Nigeria, whose economy was historically an Agricultural economy, began to export Oil in the late 1950s and by 1985, oil exploration accounted for up to 97.1 percent of total export earnings.

However, with the military regimes and an apparent post-civil war government effort to promote national cohesion, a strong central government emerged with a centralized control of expending revenue.

The ruling military government enacted an obnoxious off-shore – on-shore oil dichotomy – the Decree “vests all off-shore oil revenues and ownership to the territorial waters and the continental shelf in the Federal Military Government”.

That meant that all of-shore oil exploration within the territorial waters of Nigeria belonged to the Federal Government.

This resulted in more revenue into the Federal Government account while the states, most especially the southern minority oil producing states had insufficient revenues.

What followed were many years of conflict between the Federal Government and the Oil producing states, getting to the Supreme Court.

The Supreme Court dismissed the suit and that led into the National Assembly passing legislation that would be a solution.

The ACT Solution

During the Olusegun Obasanjo administration, legislation was passed by the National Assembly to abolish any dichotomy between the resources derived on-shore and those derived off-shore in the application of the principle of derivation for the purposes of revenue allocation.

Accordingly, for the purposes of the application of the Principle of Derivation, it shall be immaterial whether the revenue accruing to the Federation Account from a State is derived from natural resources located onshore or offshore.

This Act therefore, was the abrogation of the Onshore and Offshore dichotomy.

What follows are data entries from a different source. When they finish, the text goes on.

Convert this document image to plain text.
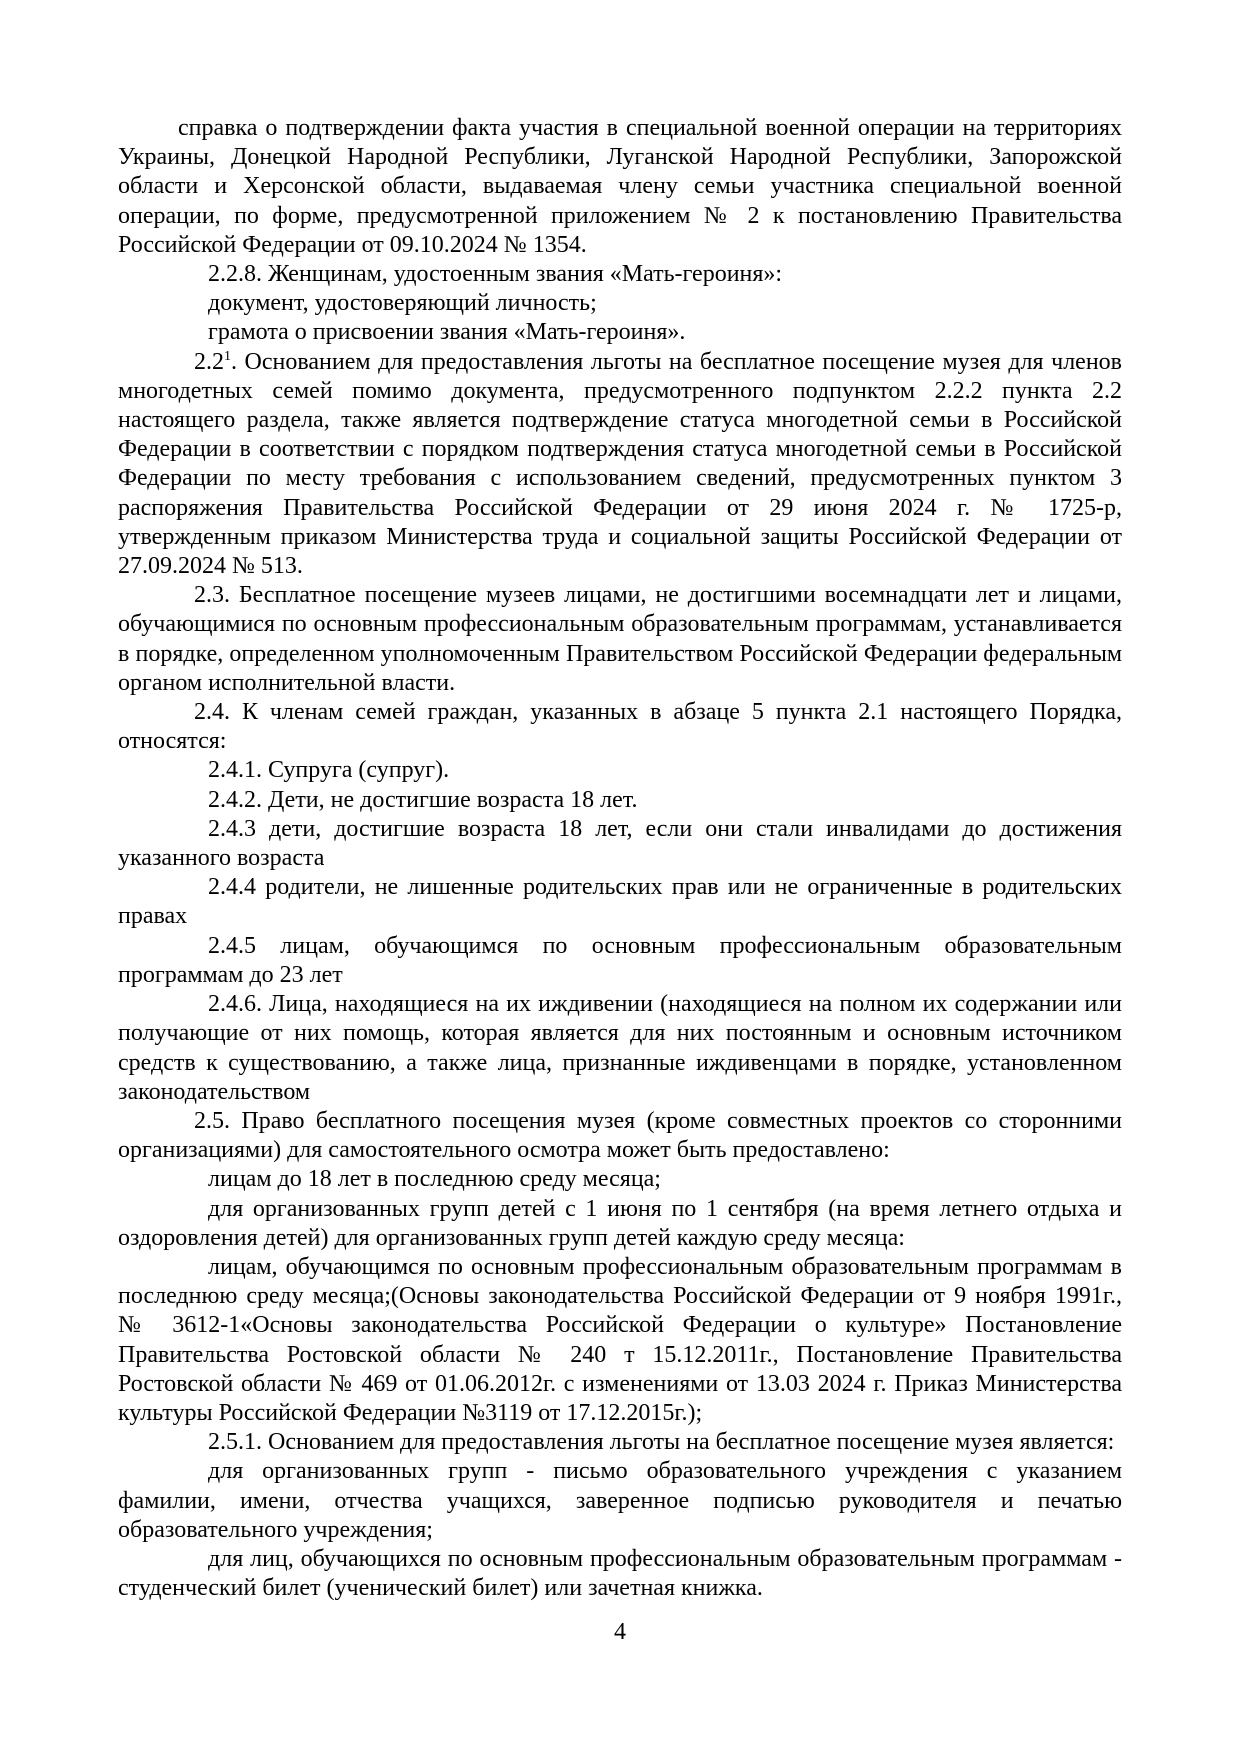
справка о подтверждении факта участия в специальной военной операции на территориях Украины, Донецкой Народной Республики, Луганской Народной Республики, Запорожской области и Херсонской области, выдаваемая члену семьи участника специальной военной операции, по форме, предусмотренной приложением № 2 к постановлению Правительства Российской Федерации от 09.10.2024 № 1354.

2.2.8. Женщинам, удостоенным звания «Мать-героиня»:

документ, удостоверяющий личность;

грамота о присвоении звания «Мать-героиня».

$2.2^1$. Основанием для предоставления льготы на бесплатное посещение музея для членов многодетных семей помимо документа, предусмотренного подпунктом 2.2.2 пункта 2.2 настоящего раздела, также является подтверждение статуса многодетной семьи в Российской Федерации в соответствии с порядком подтверждения статуса многодетной семьи в Российской Федерации по месту требования с использованием сведений, предусмотренных пунктом 3 распоряжения Правительства Российской Федерации от 29 июня 2024 г. № 1725-р, утвержденным приказом Министерства труда и социальной защиты Российской Федерации от 27.09.2024 № 513.

2.3. Бесплатное посещение музеев лицами, не достигшими восемнадцати лет и лицами, обучающимися по основным профессиональным образовательным программам, устанавливается в порядке, определенном уполномоченным Правительством Российской Федерации федеральным органом исполнительной власти.

2.4. К членам семей граждан, указанных в абзаце 5 пункта 2.1 настоящего Порядка, относятся:

2.4.1. Супруга (супруг).

2.4.2. Дети, не достигшие возраста 18 лет.

2.4.3 дети, достигшие возраста 18 лет, если они стали инвалидами до достижения указанного возраста

2.4.4 родители, не лишенные родительских прав или не ограниченные в родительских правах

2.4.5 лицам, обучающимся по основным профессиональным образовательным программам до 23 лет

2.4.6. Лица, находящиеся на их иждивении (находящиеся на полном их содержании или получающие от них помощь, которая является для них постоянным и основным источником средств к существованию, а также лица, признанные иждивенцами в порядке, установленном законодательством

2.5. Право бесплатного посещения музея (кроме совместных проектов со сторонними организациями) для самостоятельного осмотра может быть предоставлено:

лицам до 18 лет в последнюю среду месяца;

для организованных групп детей с 1 июня по 1 сентября (на время летнего отдыха и оздоровления детей) для организованных групп детей каждую среду месяца:

лицам, обучающимся по основным профессиональным образовательным программам в последнюю среду месяца;(Основы законодательства Российской Федерации от 9 ноября 1991г., № 3612-1«Основы законодательства Российской Федерации о культуре» Постановление Правительства Ростовской области № 240 т 15.12.2011г., Постановление Правительства Ростовской области № 469 от 01.06.2012г. с изменениями от 13.03 2024 г. Приказ Министерства культуры Российской Федерации №3119 от 17.12.2015г.);

2.5.1. Основанием для предоставления льготы на бесплатное посещение музея является:

для организованных групп - письмо образовательного учреждения с указанием фамилии, имени, отчества учащихся, заверенное подписью руководителя и печатью образовательного учреждения;

для лиц, обучающихся по основным профессиональным образовательным программам - студенческий билет (ученический билет) или зачетная книжка.

4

NIGAC Constructive Position

While the Act gazetted on the 16th of February 2004 brings solution to decades of conflict between the Federal government and oil producing states, it is albeit a temporary one.

The strong – centre structure of Nigeria’s Federalism remains a cause of conflict and dissatisfaction about resource control most especially among oil producing states/regions.

The Federal Government must pay attention to the calls for fiscal restructuring, seeing it rather as a strategy for national cohesion and development through resolution of such critical factors of conflict.